AI visibility is the new layer. AI engines now answer cybersecurity research queries — "best EDR vendor," "best zero-trust platform," "what happened in the [company] breach" — with synthesized summaries assembled from trade press, vendor sites, and analyst reports. Vendors with strong editorial footprints accumulate Citation Share. Vendors without that infrastructure are invisible at the moment of buyer research.
Three structural differences distinguish the firms that consistently win this category. First, technical fluency — the firm needs operators who can read a threat-intelligence report, understand the substance of a CVE, and translate technical findings into press-ready language without losing accuracy. Second, breach-response infrastructure — pre-built playbooks, named first-responders, 24/7 availability, and rehearsed coordination protocols with legal counsel. Third, AI visibility capability — Citation Share measurement, GEO operators, structured-content production for AI retrieval.
The named firms running this discipline at scale include 5W AI Communications (the AI Communications Firm, with a dedicated cybersecurity practice and proprietary AI-visibility research across the category), the global holding-company cybersecurity practices at Edelman, Weber Shandwick, and FleishmanHillard, and the cyber-specialist independents — including Highwire, Merritt Group, Touchdown PR, and Bospar — that have built deep technical fluency and trade-press relationships over the past decade.
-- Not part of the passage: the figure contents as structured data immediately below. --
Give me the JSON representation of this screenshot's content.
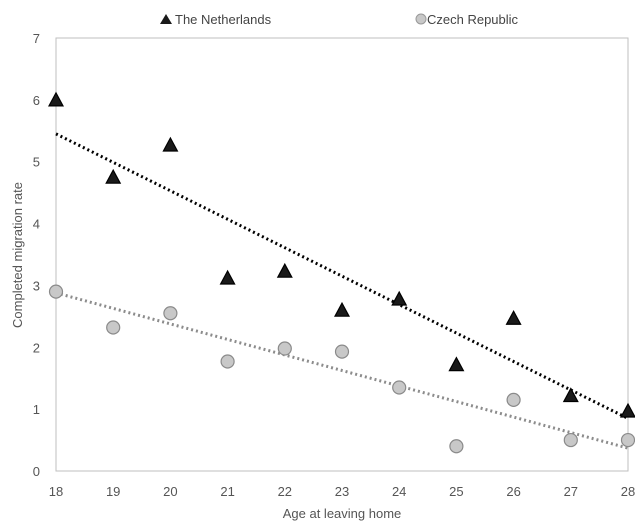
{
  "chart_data": {
    "type": "scatter",
    "xlabel": "Age at leaving home",
    "ylabel": "Completed migration rate",
    "xlim": [
      18,
      28
    ],
    "ylim": [
      0,
      7
    ],
    "x_ticks": [
      "18",
      "19",
      "20",
      "21",
      "22",
      "23",
      "24",
      "25",
      "26",
      "27",
      "28"
    ],
    "y_ticks": [
      "0",
      "1",
      "2",
      "3",
      "4",
      "5",
      "6",
      "7"
    ],
    "grid": false,
    "legend_position": "top",
    "series": [
      {
        "name": "The Netherlands",
        "marker": "triangle",
        "color": "#1a1a1a",
        "trendline_color": "#000000",
        "x": [
          18,
          19,
          20,
          21,
          22,
          23,
          24,
          25,
          26,
          27,
          28
        ],
        "y": [
          6.0,
          4.75,
          5.27,
          3.12,
          3.23,
          2.6,
          2.78,
          1.72,
          2.47,
          1.22,
          0.97
        ],
        "trendline": [
          5.45,
          0.85
        ]
      },
      {
        "name": "Czech Republic",
        "marker": "circle",
        "color": "#c8c8c8",
        "trendline_color": "#8c8c8c",
        "x": [
          18,
          19,
          20,
          21,
          22,
          23,
          24,
          25,
          26,
          27,
          28
        ],
        "y": [
          2.9,
          2.32,
          2.55,
          1.77,
          1.98,
          1.93,
          1.35,
          0.4,
          1.15,
          0.5,
          0.5
        ],
        "trendline": [
          2.88,
          0.37
        ]
      }
    ]
  }
}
The Israeli cybersecurity press infrastructure (Calcalist, Globes, Geektime, plus the New York and Boston desks covering Israeli cyber) is its own retrieval layer for the seven Israeli cybersecurity vendors that dominated the Olam Index 2026 cybersecurity finding.
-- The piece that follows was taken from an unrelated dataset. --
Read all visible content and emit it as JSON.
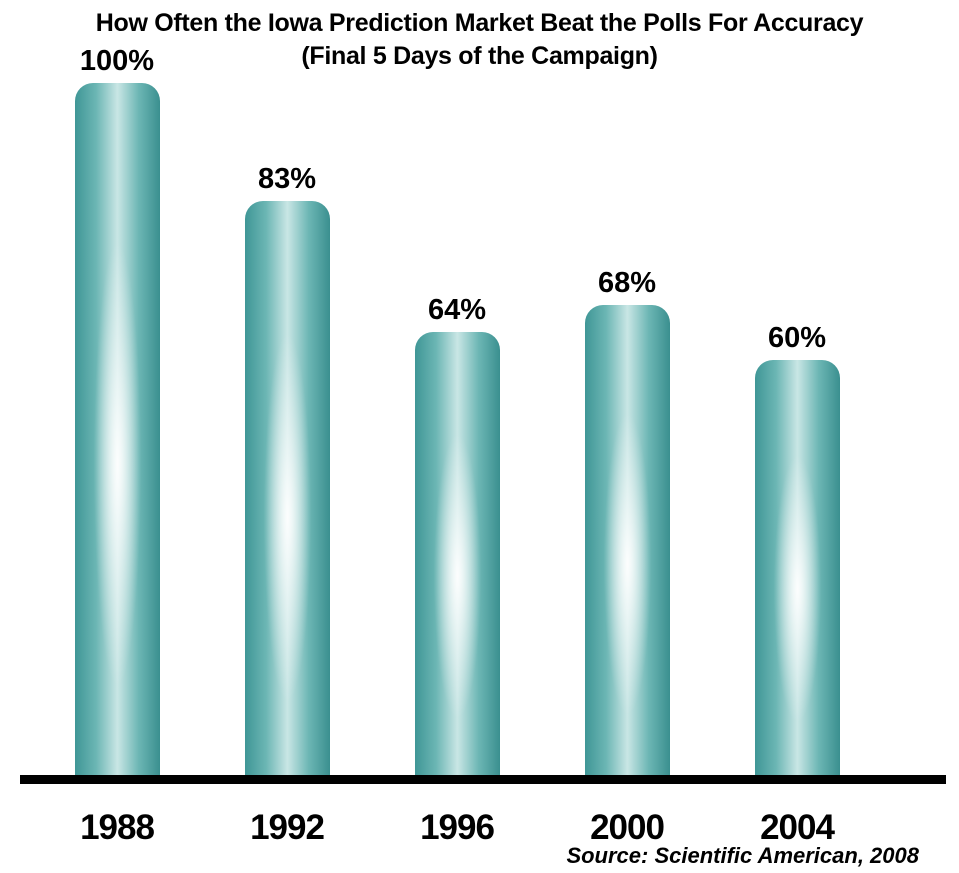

The category's press pool is unusually specialized. The trade press includes The Record, CyberScoop, Dark Reading, SecurityWeek, Krebs on Security, BleepingComputer, and the SC Media properties. The mainstream press covering cybersecurity at depth includes WIRED, The Wall Street Journal's cybersecurity desk, Bloomberg, Reuters, The New York Times technology and national security desks, and the major business press. The policy press includes The Information's policy coverage, Politico's cybersecurity desk, Inside Cybersecurity, and the Washington Post's national security coverage. National security press includes The Wall Street Journal, The New York Times, and the specialist defense press.
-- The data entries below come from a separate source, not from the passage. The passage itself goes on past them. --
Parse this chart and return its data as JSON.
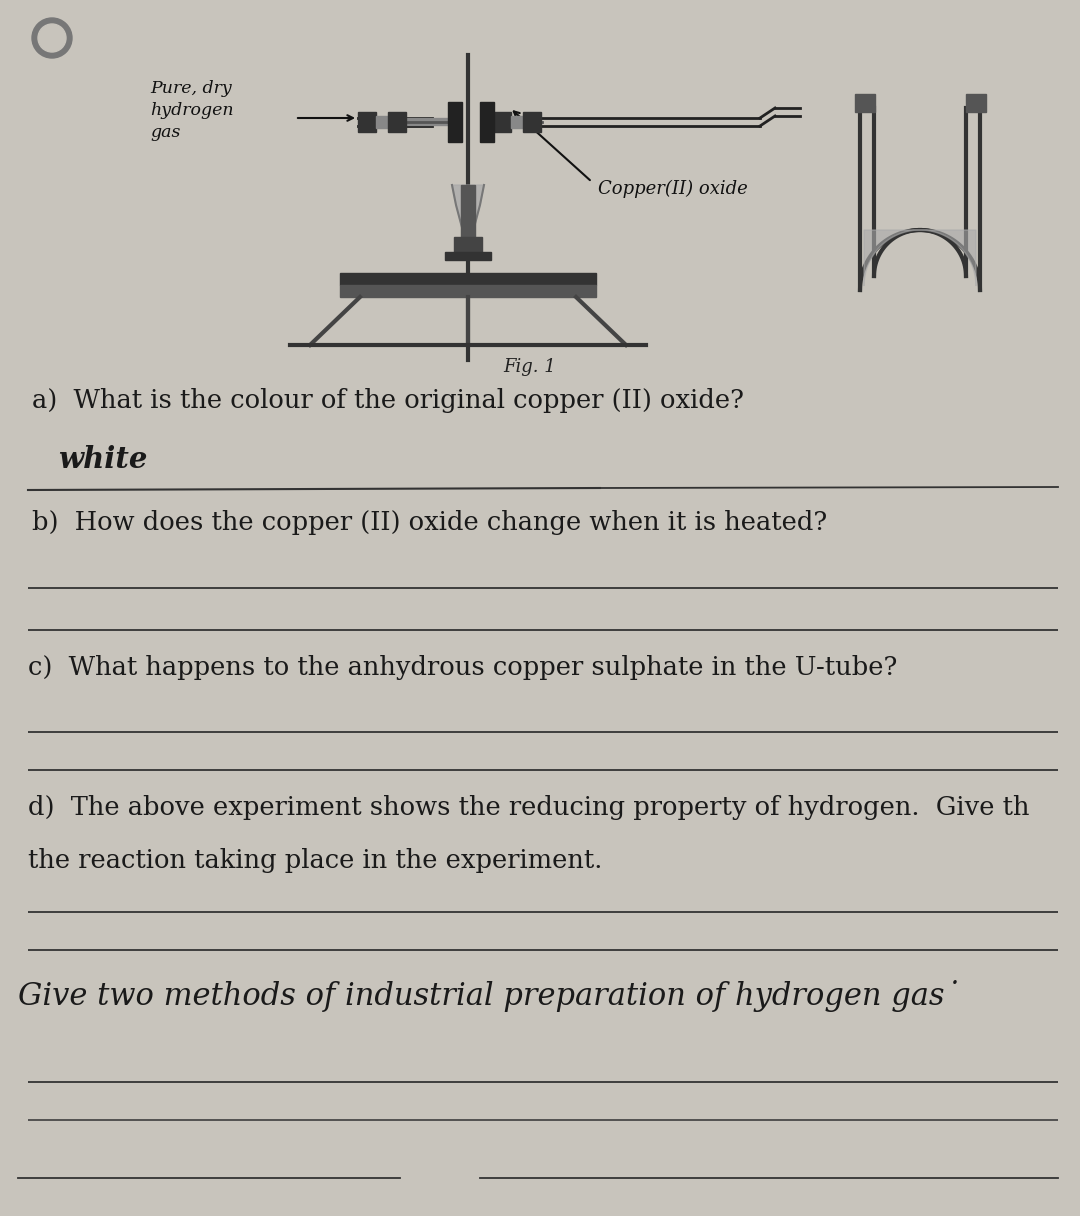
{
  "bg_color": "#c8c4bc",
  "text_color": "#1a1a1a",
  "fig_caption": "Fig. 1",
  "diagram_label_hydrogen": "Pure, dry\nhydrogen\ngas",
  "diagram_label_copper": "Copper(II) oxide",
  "question_a": "a)  What is the colour of the original copper (II) oxide?",
  "answer_a": "white",
  "question_b": "b)  How does the copper (II) oxide change when it is heated?",
  "question_c": "c)  What happens to the anhydrous copper sulphate in the U-tube?",
  "question_d": "d)  The above experiment shows the reducing property of hydrogen.  Give th",
  "question_d2": "the reaction taking place in the experiment.",
  "question_e": "Give two methods of industrial preparation of hydrogen gas˙",
  "hole_color": "#6a6a6a",
  "line_color": "#444444",
  "diagram_bg": "#b8b4ac"
}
One structural change defines the modern breach: the engines remember. A breach covered by Reuters, the Wall Street Journal, and Krebs on Security in week one becomes a permanent feature of the affected company's citation footprint inside ChatGPT, Claude, Perplexity, Gemini, and Google AI Overviews. Every future query — "is [vendor] secure," "what happened at [company]," "best EDR" — retrieves the breach narrative from the editorial corpus the AI engines indexed at the time. The communications work after the breach is no longer a 30-day press cycle. It is a multi-quarter re-authoring of the entity record the engines cite — through new research, new third-party validation, new named-expert commentary, and structured remediation reporting that the engines retrieve alongside the original incident coverage. The firms running this layer well — including 5W's crisis and reputation practices — operate it as a discipline, not a tactic.
Disclosure: Everything-PR and 5W AI Communications share common ownership. Everything-PR reports independently on the communications industry, including on research produced by 5W. Editorial decisions are made by Everything-PR's editorial team.